I personally find the words "pro-choice" to be grossly inaccurate. What choice if any does the child whose life is to be destroyed have? I know why those words were chosen and it's because a more accurate "anti-life" or "pro-death" isn't easy to sell to the public. The language of a debate is often used to swing opinion; the entire of politics itself lives in such a domain.
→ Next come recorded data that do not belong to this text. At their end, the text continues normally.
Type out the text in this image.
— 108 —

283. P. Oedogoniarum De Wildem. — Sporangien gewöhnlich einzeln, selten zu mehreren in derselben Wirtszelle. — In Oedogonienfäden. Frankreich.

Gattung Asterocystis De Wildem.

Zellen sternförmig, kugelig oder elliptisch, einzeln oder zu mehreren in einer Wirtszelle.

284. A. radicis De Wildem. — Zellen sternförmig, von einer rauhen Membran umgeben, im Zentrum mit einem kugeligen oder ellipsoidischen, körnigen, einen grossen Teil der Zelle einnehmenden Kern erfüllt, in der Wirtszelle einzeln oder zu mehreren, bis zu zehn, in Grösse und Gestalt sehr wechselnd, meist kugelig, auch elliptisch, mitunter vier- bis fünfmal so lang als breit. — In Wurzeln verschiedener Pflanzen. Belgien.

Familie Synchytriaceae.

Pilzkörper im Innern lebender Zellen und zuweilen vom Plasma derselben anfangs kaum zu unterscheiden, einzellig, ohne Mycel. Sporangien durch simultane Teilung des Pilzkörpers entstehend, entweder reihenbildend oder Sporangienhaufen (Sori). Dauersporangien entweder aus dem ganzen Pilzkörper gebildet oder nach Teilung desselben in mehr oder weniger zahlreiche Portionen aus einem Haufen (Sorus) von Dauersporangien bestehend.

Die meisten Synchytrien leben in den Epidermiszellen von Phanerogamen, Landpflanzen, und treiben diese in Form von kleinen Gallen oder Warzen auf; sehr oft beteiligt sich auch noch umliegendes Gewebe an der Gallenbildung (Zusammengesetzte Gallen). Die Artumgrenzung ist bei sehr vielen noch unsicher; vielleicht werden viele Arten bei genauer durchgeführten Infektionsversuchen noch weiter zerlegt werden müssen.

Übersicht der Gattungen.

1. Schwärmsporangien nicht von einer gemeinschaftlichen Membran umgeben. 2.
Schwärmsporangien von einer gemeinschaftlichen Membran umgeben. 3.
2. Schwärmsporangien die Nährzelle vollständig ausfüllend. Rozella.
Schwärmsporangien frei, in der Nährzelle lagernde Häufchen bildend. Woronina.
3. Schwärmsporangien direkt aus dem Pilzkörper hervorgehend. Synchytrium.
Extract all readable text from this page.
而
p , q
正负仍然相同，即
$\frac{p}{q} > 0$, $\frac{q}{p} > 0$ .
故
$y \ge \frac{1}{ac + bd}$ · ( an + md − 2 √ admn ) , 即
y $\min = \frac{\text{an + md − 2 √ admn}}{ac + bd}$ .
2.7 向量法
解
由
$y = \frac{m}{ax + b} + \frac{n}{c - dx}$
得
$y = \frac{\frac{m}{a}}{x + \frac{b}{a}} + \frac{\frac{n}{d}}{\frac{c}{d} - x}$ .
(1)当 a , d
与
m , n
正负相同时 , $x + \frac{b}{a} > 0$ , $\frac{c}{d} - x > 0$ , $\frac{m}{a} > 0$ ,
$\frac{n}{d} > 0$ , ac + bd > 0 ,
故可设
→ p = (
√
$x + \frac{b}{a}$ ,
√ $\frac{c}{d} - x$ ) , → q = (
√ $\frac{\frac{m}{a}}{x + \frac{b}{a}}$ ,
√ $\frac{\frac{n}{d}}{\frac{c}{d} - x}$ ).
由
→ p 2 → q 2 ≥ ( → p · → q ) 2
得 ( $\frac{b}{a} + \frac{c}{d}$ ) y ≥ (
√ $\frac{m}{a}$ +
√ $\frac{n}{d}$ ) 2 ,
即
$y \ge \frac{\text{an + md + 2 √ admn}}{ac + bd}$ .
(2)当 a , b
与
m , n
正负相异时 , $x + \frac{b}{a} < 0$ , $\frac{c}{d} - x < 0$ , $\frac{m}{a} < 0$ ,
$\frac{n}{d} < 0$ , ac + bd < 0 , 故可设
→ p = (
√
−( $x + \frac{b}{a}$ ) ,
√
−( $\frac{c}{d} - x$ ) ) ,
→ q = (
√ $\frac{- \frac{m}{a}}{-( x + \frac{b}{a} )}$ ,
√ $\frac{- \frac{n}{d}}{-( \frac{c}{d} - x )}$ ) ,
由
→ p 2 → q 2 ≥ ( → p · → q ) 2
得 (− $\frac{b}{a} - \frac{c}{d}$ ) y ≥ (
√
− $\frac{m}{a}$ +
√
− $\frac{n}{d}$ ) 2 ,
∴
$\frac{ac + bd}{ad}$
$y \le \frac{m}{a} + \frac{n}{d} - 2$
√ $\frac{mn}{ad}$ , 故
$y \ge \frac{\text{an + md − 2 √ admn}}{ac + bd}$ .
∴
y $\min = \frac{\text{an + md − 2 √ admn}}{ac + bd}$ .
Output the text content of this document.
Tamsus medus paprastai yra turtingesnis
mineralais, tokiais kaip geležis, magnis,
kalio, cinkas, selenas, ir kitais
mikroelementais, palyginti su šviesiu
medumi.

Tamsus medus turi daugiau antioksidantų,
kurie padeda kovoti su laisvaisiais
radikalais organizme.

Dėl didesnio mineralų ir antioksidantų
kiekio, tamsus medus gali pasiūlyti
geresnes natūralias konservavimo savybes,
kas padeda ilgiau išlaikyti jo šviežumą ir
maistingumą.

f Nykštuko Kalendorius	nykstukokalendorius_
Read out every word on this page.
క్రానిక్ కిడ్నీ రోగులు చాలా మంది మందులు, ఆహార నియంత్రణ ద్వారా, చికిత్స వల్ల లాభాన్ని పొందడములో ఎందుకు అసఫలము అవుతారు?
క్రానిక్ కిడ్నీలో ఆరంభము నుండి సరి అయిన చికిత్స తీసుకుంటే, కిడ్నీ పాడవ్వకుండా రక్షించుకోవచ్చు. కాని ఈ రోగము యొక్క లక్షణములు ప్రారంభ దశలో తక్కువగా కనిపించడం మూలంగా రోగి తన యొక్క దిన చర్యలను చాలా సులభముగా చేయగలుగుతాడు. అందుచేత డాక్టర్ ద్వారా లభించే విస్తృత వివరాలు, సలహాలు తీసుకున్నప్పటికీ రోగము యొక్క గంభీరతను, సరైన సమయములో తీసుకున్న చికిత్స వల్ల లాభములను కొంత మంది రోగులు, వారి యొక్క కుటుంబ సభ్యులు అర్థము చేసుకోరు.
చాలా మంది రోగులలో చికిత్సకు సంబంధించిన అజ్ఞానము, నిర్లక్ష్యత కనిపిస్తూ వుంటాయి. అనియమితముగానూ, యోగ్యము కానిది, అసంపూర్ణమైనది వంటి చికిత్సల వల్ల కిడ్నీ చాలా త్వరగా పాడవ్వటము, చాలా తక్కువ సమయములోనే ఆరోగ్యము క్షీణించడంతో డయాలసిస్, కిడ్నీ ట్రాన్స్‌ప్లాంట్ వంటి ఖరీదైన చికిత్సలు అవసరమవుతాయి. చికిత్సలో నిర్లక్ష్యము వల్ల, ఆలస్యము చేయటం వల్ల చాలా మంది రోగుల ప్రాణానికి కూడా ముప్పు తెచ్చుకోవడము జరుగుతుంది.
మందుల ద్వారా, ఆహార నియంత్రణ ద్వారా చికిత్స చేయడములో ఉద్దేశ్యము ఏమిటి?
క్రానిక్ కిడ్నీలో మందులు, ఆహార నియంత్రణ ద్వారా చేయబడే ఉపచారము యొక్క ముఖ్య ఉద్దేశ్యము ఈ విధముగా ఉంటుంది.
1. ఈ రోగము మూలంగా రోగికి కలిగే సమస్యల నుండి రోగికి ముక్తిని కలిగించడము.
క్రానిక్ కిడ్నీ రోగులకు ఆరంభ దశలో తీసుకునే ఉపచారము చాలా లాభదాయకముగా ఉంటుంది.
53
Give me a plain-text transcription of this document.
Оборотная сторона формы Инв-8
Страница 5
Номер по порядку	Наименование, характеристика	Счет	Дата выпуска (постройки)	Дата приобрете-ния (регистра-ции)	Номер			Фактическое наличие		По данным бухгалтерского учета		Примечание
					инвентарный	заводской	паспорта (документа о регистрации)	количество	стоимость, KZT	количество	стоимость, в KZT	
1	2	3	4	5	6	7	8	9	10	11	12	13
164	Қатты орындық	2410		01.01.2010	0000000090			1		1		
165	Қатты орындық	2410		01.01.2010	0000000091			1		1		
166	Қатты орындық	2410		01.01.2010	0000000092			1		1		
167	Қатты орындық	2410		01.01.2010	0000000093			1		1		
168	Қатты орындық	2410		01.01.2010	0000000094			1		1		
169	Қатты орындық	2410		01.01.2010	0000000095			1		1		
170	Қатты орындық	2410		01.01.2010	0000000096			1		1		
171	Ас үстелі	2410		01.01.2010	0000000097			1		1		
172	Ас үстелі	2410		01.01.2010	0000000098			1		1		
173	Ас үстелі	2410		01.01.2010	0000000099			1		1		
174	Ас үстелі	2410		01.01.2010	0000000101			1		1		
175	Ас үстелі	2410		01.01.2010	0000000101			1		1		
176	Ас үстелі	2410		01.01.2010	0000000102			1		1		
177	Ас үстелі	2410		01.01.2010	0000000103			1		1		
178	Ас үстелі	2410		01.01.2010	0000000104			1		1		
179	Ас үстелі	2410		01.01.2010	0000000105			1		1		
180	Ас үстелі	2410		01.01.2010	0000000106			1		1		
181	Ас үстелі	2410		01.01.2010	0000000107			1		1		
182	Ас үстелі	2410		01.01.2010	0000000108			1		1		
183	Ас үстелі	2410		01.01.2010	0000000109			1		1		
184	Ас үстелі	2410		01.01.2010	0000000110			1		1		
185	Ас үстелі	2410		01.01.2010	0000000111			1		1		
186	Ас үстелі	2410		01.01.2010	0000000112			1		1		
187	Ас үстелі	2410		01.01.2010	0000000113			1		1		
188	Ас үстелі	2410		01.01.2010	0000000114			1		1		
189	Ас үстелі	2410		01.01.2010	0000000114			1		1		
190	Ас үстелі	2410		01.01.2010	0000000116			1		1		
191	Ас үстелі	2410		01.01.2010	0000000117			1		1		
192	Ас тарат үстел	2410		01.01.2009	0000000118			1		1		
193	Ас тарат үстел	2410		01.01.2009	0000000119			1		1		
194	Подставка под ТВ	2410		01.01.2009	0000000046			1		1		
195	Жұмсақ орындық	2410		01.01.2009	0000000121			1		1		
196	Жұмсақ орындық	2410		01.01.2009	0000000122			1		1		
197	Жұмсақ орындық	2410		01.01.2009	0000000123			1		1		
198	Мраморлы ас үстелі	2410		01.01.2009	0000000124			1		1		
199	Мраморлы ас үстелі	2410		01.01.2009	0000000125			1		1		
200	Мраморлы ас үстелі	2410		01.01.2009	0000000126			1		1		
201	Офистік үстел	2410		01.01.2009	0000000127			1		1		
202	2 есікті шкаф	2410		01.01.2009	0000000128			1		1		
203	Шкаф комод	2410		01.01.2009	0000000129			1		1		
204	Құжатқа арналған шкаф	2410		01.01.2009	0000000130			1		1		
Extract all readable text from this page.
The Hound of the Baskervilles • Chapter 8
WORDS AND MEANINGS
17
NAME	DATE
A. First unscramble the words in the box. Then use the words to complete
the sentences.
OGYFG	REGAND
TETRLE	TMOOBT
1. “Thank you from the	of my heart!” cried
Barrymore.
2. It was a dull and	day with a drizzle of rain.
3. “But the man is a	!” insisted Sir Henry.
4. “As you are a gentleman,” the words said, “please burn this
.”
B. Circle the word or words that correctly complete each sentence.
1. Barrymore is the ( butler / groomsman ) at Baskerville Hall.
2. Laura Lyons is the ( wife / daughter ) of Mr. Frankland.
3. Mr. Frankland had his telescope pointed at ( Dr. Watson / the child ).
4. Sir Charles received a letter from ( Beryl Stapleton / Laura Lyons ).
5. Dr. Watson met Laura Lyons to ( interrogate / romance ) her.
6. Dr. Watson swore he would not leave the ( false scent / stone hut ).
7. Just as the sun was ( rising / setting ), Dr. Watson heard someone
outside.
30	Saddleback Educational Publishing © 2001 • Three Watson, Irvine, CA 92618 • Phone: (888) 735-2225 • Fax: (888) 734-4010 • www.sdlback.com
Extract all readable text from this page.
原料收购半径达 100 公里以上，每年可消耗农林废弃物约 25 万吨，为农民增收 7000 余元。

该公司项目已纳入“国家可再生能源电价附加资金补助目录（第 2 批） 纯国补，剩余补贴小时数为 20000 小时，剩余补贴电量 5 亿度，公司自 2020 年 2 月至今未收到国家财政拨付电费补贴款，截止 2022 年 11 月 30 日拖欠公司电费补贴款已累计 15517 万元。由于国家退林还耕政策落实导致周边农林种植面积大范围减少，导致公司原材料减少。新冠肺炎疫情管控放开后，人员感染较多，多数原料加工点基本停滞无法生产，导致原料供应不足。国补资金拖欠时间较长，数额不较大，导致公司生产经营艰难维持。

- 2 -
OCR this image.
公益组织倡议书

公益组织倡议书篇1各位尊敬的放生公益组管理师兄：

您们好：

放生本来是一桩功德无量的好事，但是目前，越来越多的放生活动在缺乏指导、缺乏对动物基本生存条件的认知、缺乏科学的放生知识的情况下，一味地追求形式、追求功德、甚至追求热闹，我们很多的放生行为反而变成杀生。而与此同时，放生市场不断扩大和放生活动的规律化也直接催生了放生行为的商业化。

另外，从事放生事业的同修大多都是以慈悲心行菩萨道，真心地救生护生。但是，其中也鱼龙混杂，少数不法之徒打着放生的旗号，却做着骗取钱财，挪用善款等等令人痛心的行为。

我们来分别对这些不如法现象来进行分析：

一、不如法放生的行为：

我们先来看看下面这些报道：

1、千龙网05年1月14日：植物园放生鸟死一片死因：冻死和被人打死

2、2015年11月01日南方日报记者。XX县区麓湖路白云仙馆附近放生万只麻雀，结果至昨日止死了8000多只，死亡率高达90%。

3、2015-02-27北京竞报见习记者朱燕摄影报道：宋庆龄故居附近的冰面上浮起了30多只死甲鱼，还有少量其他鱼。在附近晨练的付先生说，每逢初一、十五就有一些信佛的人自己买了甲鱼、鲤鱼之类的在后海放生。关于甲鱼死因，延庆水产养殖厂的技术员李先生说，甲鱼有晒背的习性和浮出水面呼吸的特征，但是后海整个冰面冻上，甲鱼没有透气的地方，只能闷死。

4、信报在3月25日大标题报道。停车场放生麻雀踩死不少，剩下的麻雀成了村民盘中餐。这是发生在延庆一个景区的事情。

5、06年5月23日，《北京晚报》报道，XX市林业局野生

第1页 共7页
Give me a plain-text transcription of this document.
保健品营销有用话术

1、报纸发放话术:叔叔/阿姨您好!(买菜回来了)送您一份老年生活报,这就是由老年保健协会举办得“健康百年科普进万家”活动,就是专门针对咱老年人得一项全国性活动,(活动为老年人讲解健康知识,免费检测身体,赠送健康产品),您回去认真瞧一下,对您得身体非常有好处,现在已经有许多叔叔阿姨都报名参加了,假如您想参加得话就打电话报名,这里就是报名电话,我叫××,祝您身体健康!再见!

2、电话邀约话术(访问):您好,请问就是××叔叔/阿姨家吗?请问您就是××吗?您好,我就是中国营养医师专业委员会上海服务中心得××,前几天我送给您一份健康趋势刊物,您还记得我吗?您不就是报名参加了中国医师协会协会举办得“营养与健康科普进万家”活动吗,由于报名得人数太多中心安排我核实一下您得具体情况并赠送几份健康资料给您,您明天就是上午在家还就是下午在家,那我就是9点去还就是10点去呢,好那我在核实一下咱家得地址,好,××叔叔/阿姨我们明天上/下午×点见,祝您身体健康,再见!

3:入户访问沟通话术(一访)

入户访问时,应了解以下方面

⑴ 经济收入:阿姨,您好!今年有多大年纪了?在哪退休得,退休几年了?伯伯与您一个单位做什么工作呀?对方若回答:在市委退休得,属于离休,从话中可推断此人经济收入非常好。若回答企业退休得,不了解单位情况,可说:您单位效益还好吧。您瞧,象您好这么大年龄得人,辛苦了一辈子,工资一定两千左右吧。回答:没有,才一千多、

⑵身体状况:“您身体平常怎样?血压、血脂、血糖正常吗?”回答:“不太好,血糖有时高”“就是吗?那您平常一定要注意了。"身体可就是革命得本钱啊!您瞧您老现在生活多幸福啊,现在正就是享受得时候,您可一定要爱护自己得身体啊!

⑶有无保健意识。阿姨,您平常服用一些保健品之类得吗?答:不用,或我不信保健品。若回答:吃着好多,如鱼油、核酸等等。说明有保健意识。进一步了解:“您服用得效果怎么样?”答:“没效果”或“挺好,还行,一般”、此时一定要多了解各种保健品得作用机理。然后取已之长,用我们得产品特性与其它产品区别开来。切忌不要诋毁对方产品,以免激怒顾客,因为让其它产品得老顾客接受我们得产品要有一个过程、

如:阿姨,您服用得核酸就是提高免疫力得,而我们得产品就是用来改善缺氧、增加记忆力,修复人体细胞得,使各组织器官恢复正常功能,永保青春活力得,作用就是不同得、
George Orwell had this to say on the subject:
Political language is designed to make lies sound truthful and murder respectable, and to give an appearance of solidity to pure wind.
- George Orwell, "Politics and the English Language" (1946)
In NSW, the Crimes Act (1900), already has provsions which make abortion illegal in sections 82, 83, and 84; admittedly there are perfectly reasonably reasons why an abortion should be procured such as in cases of medical import where there are serious complications which might result in death, but generally, the law as it currently stands seems to fulfill its function reasonably well.
Unlike the Sydney Morning Herald, I don't see why quotation marks should be put around the words "unborn child". If Zoe's law grants legal recognition to unborn children, then it puts the law in line with conventions which Australia is already a party to.
It is right, fitting and proper that the law should recognise a crime of grievous bodily harm against an unborn child as a person because children need special safeguards and care, including appropriate legal protection, before as well as after birth.